Just last week, we brought our brains together to come up with creative marketing ideas for a prospective client. Depending on the day of the week, the time of day and the amount of chocolate miniatures we consume, our team comes up with some pretty amazing ideas.

But on other days – days where our brains are just a little fried – we just can’t get to that bright idea. We struggle. So on these days, we have to inject a bit of creativity. Our top seven brain boosters are:

  1. Start flipping. Look through relevant magazines for thoughts and ideas.
  2. Get competitive. Discuss what the company’s competitors have done (and the natural progression, of course, is how we can one up them).
  3. Find new words. Consult with the thesaurus and/or dictionary for complimentary words that may trigger some other thoughts.
  4. Take a field trip.
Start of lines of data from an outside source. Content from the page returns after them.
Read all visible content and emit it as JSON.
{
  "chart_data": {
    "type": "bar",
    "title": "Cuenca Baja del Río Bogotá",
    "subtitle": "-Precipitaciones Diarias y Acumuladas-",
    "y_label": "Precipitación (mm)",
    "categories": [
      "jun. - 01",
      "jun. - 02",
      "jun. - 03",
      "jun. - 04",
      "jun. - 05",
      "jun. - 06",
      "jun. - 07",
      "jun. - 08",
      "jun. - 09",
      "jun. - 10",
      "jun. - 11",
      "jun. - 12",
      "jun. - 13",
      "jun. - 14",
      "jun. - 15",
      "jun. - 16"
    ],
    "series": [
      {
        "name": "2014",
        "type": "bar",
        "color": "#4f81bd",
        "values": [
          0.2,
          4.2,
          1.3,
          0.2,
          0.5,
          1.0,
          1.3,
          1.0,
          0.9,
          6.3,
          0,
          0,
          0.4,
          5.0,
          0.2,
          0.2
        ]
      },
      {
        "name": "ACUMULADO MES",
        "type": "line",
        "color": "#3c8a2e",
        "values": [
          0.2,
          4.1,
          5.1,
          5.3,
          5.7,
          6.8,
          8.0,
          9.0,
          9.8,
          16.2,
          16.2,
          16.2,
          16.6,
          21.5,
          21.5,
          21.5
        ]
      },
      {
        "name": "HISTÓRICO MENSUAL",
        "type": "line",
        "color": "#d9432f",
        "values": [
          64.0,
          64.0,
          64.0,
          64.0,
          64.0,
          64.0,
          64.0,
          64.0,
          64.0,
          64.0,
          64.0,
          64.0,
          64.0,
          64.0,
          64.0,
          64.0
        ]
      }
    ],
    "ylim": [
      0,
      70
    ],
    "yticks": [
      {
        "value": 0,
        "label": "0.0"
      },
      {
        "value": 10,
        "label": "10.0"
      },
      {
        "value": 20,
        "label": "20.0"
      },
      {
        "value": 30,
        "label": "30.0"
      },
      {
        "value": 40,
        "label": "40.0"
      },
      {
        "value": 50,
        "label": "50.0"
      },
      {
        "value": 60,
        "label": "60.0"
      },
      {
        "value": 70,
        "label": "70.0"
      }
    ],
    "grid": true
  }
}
For example, we ate lunch at a chain restaurant we pitched several months ago.
  5. Switch shoes. Put yourself in the target audience’s shoes. What do they care about? What do they want to know? What would appeal to them?
  6. Apply a news hook. Write a few headlines and visualize a story in the media. Imagine what you want to see in writing. What sort of visual would media care about? Consider the elements of a good news story and use those as a springboard.
  7. Use sticky notes. Throw out a question and have team members write their ideas on sticky notes and randomly place them on the board. Then build on those ideas.

So, please, do tell. What do you do when you’re sitting in a brainstorm and your brain just won’t get going? How do you get that big idea?

Because, when it comes down to it – creative ideas drive results.